All of these actions have side effects. The U.S. presence in Afghanistan limits Islamist activities in Russia proper. India is no longer a Cold War client; it is an independent power with its own ambitions which might soon involve a partnership with the United States. Excessive weapons sales to China could end with those weapons being used in support of an invasion of the Russian Far East. Large-scale weapons sales to Latin America require Latin American cash to underwrite them. Russian meddling in North Korea would damage relations with China, Japan and South Korea as well as the West. And a Russian military threat against Europe, if it could be mustered, would still face the U.S. nuclear umbrella.

Such actions would also have consequences. The West might often -- and vigorously -- disagree within itself, but there has not been a Western war in nearly three generations. The West still tends to see Russia as the dangerous "other," and by design or coincidence, Western policy toward the former Soviet Union focuses on rolling back Russian influence, with Ukraine serving as only the most recent example. Russian efforts to push back -- even in what is perceived as self-defense -- would only provoke a concerted, if not unified, response along Russia's entire economic, political and geographic periphery.

Russia still might have options, but it did lose the Cold War and has fallen in stature massively. In the years since the Cold War, Western options -- and strength -- have only expanded.
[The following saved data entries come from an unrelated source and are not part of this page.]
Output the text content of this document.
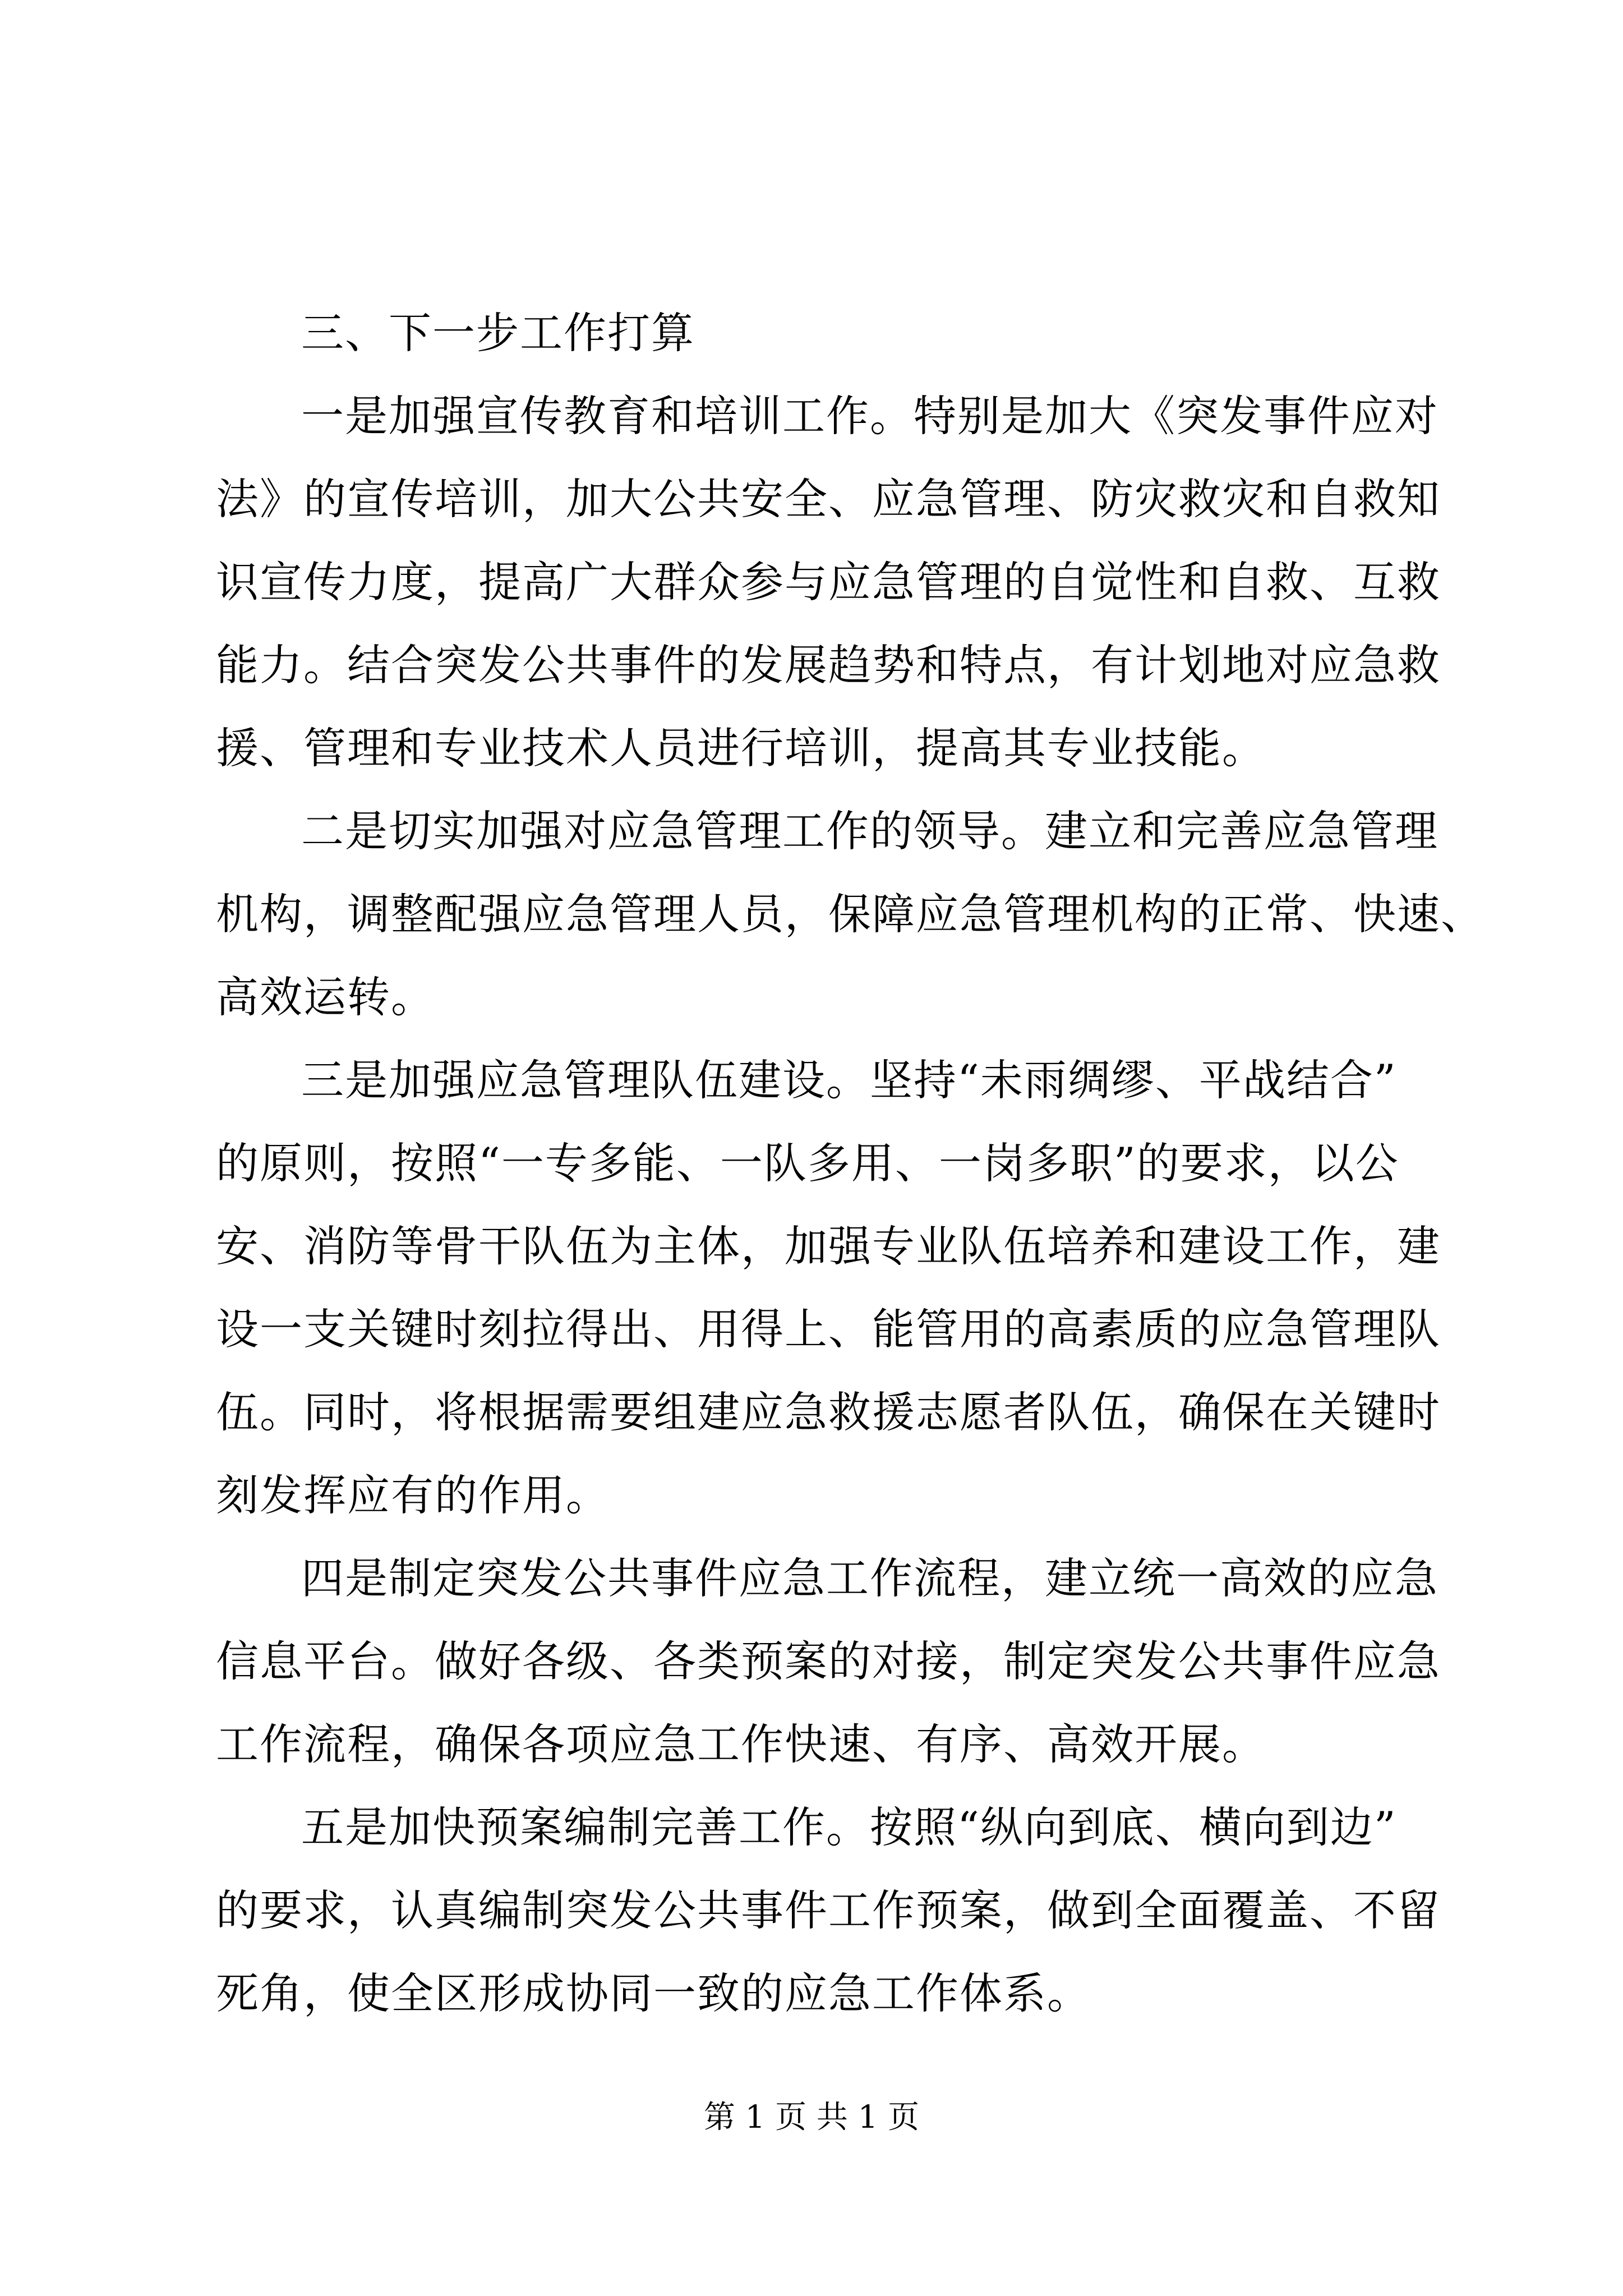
三、下一步工作打算
一是加强宣传教育和培训工作。特别是加大《突发事件应对
法》的宣传培训，加大公共安全、应急管理、防灾救灾和自救知
识宣传力度，提高广大群众参与应急管理的自觉性和自救、互救
能力。结合突发公共事件的发展趋势和特点，有计划地对应急救
援、管理和专业技术人员进行培训，提高其专业技能。
二是切实加强对应急管理工作的领导。建立和完善应急管理
机构，调整配强应急管理人员，保障应急管理机构的正常、快速、
高效运转。
三是加强应急管理队伍建设。坚持“未雨绸缪、平战结合”
的原则，按照“一专多能、一队多用、一岗多职”的要求，以公
安、消防等骨干队伍为主体，加强专业队伍培养和建设工作，建
设一支关键时刻拉得出、用得上、能管用的高素质的应急管理队
伍。同时，将根据需要组建应急救援志愿者队伍，确保在关键时
刻发挥应有的作用。
四是制定突发公共事件应急工作流程，建立统一高效的应急
信息平台。做好各级、各类预案的对接，制定突发公共事件应急
工作流程，确保各项应急工作快速、有序、高效开展。
五是加快预案编制完善工作。按照“纵向到底、横向到边”
的要求，认真编制突发公共事件工作预案，做到全面覆盖、不留
死角，使全区形成协同一致的应急工作体系。
第 1 页 共 1 页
Even if Russian efforts were so successful that they deflected all foreign attention from it, Russia would still be doomed. Russia has degraded too far; simply buying time is not enough.

·  Russia regenerates from within.

Unlike the United States, which has embraced change as part of daily life, Russia is an earthquake society. It does not evolve. Pressures -- social, political, economic -- build up within the country until it suffers a massive, cataclysmic breakdown and then revival. It is not pleasant; often as a result of Russia's spasms, millions of people die, and not always are they all Russian.